General characteristics
- Type: Auxiliary motor boat
- Tonnage: 37grt
- Length: 60.6 ft (18.5 m)
- Beam: 18.5 ft (5.6 m)
- Depth: 10.5 ft (3.2 m)
- Sail plan: Ketch

= Batavia Road (boat) =

Batavia Road was a passenger boat used from 1946 for commercial tourist operation in the Houtman Abrolhos, a group of islands off the coast of Western Australia.

==History==
The 37grt ketch-rigged wooden motor boat Batavia Road was launched and completed in December 1946 by H Willmott & Co in Fremantle, Western Australia, from whom it had been ordered by the Australian Army during World War II. The boat had a registered length of 60.6 ft, length overall of 66.0 ft, beam of 18.5 ft and depth of 10.5 ft. The boat was powered by a Gray marine diesel of 225 bhp, giving a speed of 8 knots. It was registered at Fremantle in 1947 with official number 140199.

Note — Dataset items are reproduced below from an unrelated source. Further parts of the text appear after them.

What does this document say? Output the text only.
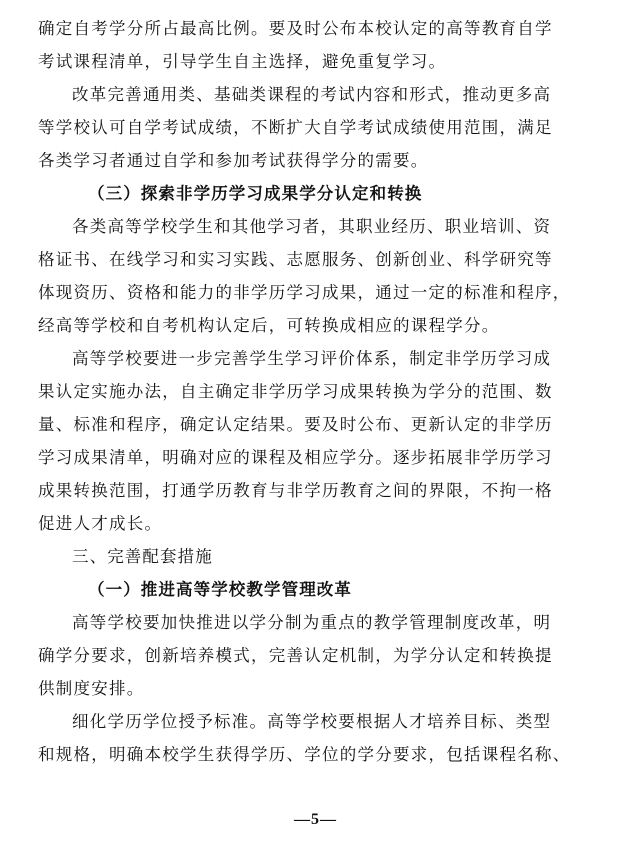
确定自考学分所占最高比例。要及时公布本校认定的高等教育自学
考试课程清单，引导学生自主选择，避免重复学习。
改革完善通用类、基础类课程的考试内容和形式，推动更多高
等学校认可自学考试成绩，不断扩大自学考试成绩使用范围，满足
各类学习者通过自学和参加考试获得学分的需要。
（三）探索非学历学习成果学分认定和转换
各类高等学校学生和其他学习者，其职业经历、职业培训、资
格证书、在线学习和实习实践、志愿服务、创新创业、科学研究等
体现资历、资格和能力的非学历学习成果，通过一定的标准和程序，
经高等学校和自考机构认定后，可转换成相应的课程学分。
高等学校要进一步完善学生学习评价体系，制定非学历学习成
果认定实施办法，自主确定非学历学习成果转换为学分的范围、数
量、标准和程序，确定认定结果。要及时公布、更新认定的非学历
学习成果清单，明确对应的课程及相应学分。逐步拓展非学历学习
成果转换范围，打通学历教育与非学历教育之间的界限，不拘一格
促进人才成长。
三、完善配套措施
（一）推进高等学校教学管理改革
高等学校要加快推进以学分制为重点的教学管理制度改革，明
确学分要求，创新培养模式，完善认定机制，为学分认定和转换提
供制度安排。
细化学历学位授予标准。高等学校要根据人才培养目标、类型
和规格，明确本校学生获得学历、学位的学分要求，包括课程名称、
—5—
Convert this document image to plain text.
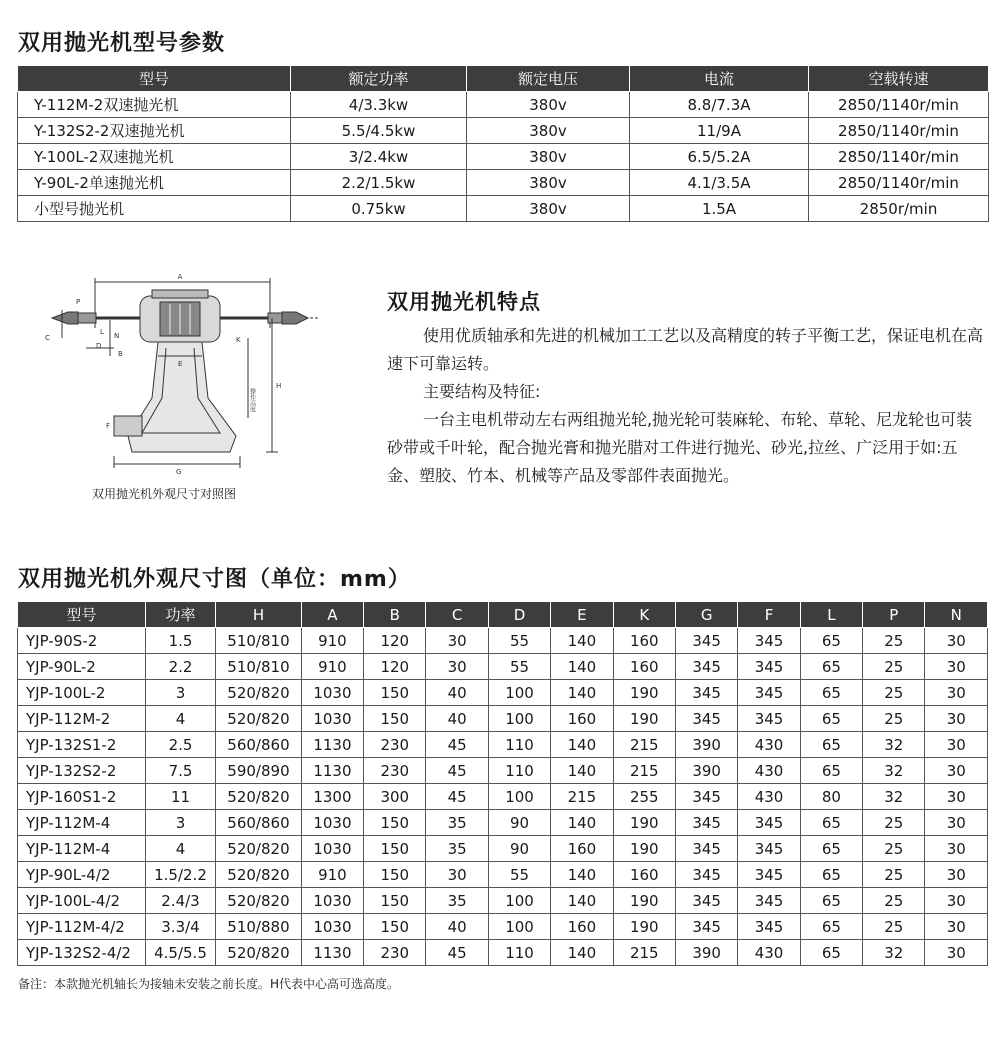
双用抛光机型号参数
型号	额定功率	额定电压	电流	空载转速
Y-112M-2双速抛光机	4/3.3kw	380v	8.8/7.3A	2850/1140r/min
Y-132S2-2双速抛光机	5.5/4.5kw	380v	11/9A	2850/1140r/min
Y-100L-2双速抛光机	3/2.4kw	380v	6.5/5.2A	2850/1140r/min
Y-90L-2单速抛光机	2.2/1.5kw	380v	4.1/3.5A	2850/1140r/min
小型号抛光机	0.75kw	380v	1.5A	2850r/min
A
B
C
D
E
F
G
H
K
L N
P
操作高度
双用抛光机外观尺寸对照图
双用抛光机特点

使用优质轴承和先进的机械加工工艺以及高精度的转子平衡工艺，保证电机在高速下可靠运转。

主要结构及特征:

一台主电机带动左右两组抛光轮,抛光轮可装麻轮、布轮、草轮、尼龙轮也可装砂带或千叶轮，配合抛光膏和抛光腊对工件进行抛光、砂光,拉丝、广泛用于如:五金、塑胶、竹本、机械等产品及零部件表面抛光。

双用抛光机外观尺寸图（单位：mm）
型号	功率	H	A	B	C	D	E	K	G	F	L	P	N
YJP-90S-2	1.5	510/810	910	120	30	55	140	160	345	345	65	25	30
YJP-90L-2	2.2	510/810	910	120	30	55	140	160	345	345	65	25	30
YJP-100L-2	3	520/820	1030	150	40	100	140	190	345	345	65	25	30
YJP-112M-2	4	520/820	1030	150	40	100	160	190	345	345	65	25	30
YJP-132S1-2	2.5	560/860	1130	230	45	110	140	215	390	430	65	32	30
YJP-132S2-2	7.5	590/890	1130	230	45	110	140	215	390	430	65	32	30
YJP-160S1-2	11	520/820	1300	300	45	100	215	255	345	430	80	32	30
YJP-112M-4	3	560/860	1030	150	35	90	140	190	345	345	65	25	30
YJP-112M-4	4	520/820	1030	150	35	90	160	190	345	345	65	25	30
YJP-90L-4/2	1.5/2.2	520/820	910	150	30	55	140	160	345	345	65	25	30
YJP-100L-4/2	2.4/3	520/820	1030	150	35	100	140	190	345	345	65	25	30
YJP-112M-4/2	3.3/4	510/880	1030	150	40	100	160	190	345	345	65	25	30
YJP-132S2-4/2	4.5/5.5	520/820	1130	230	45	110	140	215	390	430	65	32	30
备注：本款抛光机轴长为接轴未安装之前长度。H代表中心高可选高度。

In order to promote tourism to the Houtman Abrolhos, the Western Australia State Government obtained the boat from the Australian Army for purchase by Archdale "Dal" Gaze and Alan Fox. Batavia Road made its first sailing from Geraldton on Christmas Day 1946 and until 1948, together with their another boat, Suda Bay, Gaze and Fox transported tourists to and from the Houtman Abrolhos, especially Pelsaert Island. This was the first known commercial tourist operation in the Houtman Abrolhos. After the partnership split in 1948, Gaze continued using Batavia Road for tourism, as well as transporting stores and their catch for lobster fishermen based on the islands. On 13 June 1948 a cyclone struck the Houtman Abrolhos and the Batavia Road was blown ashore at Wreck Point, near the Half Moon Reef and was nearly sunk. Tourists assisted the crew in salving the boat and fabricating a replacement rudder and, after help from fishermen, they were able to make the passage back to Geraldton. Repairs were extensive and the boat returned to service in August 1948.

Gaze eventually wound up his tourist operation in 1951.

Later, Batavia Road passed to other owners, and foundered on rocks 20 mi north of Geraldton on 25 January 1974.

An anchorage at Pelsaert Island is named Batavia Road.